Lincoln saw to it that nobody forgot the larger issue that the American Civil War represented, which was that a group of individuals had tried to illegally subvert a democratically elected government.

Lincoln was easily re-elected in 1864 as one stunning Union victory after another showed that the tide was turning in the favour of the North, and that the war would soon be over. With the Civil War drawing to its conclusion, Lincoln began planning for peace. His speeches from this period indicate that he was willing to be generous with the South once the war ended.
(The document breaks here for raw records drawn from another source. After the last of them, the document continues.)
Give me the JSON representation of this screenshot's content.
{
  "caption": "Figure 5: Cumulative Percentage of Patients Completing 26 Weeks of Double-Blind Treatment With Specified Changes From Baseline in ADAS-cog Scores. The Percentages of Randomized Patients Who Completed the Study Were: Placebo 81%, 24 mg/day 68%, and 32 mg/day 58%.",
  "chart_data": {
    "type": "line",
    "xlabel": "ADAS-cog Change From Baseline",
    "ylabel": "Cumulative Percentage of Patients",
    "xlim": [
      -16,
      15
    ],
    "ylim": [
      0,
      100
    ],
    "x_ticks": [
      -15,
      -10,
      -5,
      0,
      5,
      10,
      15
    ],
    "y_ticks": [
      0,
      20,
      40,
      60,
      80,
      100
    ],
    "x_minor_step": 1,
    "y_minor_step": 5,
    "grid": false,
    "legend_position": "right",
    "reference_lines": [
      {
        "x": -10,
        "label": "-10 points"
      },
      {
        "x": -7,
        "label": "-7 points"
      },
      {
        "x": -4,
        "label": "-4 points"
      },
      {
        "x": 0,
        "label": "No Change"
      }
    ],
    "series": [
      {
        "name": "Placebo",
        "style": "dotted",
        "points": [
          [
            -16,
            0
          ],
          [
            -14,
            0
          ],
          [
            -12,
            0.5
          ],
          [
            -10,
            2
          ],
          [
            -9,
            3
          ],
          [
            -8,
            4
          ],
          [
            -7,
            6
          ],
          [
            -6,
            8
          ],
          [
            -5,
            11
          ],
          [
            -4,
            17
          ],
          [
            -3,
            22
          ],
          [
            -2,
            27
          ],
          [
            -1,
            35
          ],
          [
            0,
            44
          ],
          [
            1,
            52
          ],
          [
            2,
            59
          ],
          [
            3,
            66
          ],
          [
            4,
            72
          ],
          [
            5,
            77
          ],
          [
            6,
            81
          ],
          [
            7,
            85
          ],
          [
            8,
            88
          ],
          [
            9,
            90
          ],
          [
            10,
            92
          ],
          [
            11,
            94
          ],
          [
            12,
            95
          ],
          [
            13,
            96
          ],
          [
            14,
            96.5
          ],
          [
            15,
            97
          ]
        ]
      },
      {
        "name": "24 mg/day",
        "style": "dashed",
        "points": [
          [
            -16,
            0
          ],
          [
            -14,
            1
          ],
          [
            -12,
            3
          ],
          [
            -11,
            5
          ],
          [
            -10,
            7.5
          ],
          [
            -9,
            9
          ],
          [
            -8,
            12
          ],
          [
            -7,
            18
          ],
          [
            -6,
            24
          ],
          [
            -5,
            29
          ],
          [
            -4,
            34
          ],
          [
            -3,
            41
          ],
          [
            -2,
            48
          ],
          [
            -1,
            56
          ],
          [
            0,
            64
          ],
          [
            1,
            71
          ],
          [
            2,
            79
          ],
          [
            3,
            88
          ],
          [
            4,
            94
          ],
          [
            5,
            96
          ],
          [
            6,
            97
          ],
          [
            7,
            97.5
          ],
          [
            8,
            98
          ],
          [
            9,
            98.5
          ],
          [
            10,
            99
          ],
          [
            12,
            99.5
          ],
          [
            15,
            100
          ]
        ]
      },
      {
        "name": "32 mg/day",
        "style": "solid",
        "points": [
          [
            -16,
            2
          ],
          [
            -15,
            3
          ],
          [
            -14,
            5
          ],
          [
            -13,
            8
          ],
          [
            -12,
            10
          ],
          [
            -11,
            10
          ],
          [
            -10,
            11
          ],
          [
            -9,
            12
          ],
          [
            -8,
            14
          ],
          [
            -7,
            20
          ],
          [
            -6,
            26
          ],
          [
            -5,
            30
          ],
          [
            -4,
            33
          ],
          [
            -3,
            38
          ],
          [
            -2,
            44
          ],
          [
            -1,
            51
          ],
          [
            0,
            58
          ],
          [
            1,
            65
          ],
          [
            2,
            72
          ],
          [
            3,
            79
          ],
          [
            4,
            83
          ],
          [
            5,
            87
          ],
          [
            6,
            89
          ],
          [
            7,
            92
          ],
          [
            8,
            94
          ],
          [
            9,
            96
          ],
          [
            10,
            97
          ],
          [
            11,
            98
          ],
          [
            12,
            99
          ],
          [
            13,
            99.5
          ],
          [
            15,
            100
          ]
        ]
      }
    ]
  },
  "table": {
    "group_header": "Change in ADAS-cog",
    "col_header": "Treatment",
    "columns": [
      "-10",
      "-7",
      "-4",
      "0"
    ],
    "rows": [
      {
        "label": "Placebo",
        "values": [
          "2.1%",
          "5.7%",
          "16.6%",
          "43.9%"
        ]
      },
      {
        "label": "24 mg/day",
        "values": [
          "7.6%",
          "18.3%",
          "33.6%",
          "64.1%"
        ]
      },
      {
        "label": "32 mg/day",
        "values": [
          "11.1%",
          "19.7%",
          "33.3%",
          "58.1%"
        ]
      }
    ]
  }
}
Unfortunately, this was not to be. On Good Friday, April 15, 1865, Abraham Lincoln was shot in the back of the head at close range by John Wilkes Booth, while attending a performance at Ford’s Theatre. With the death of Abraham Lincoln, the reconstruction of the devastated South was left to his Vice President, Andrew Johnson, who was a supporter of states’ rights. As a result the opportunity for a generous and lasting peace with the former Confederate States was lost forever.

Lincoln’s Legacy

Lincoln still draws the fascination and admiration of many people around the world. He is considered one of the great men not just of American history, but of the world. Leo Tolstoy described such luminous individuals as Julius Caesar, Napoleon Bonaparte and George Washington as “pale moonlight” to Lincoln’s sunshine. Even in his own time Abraham Lincoln was described as a great leader and a nearly perfect man.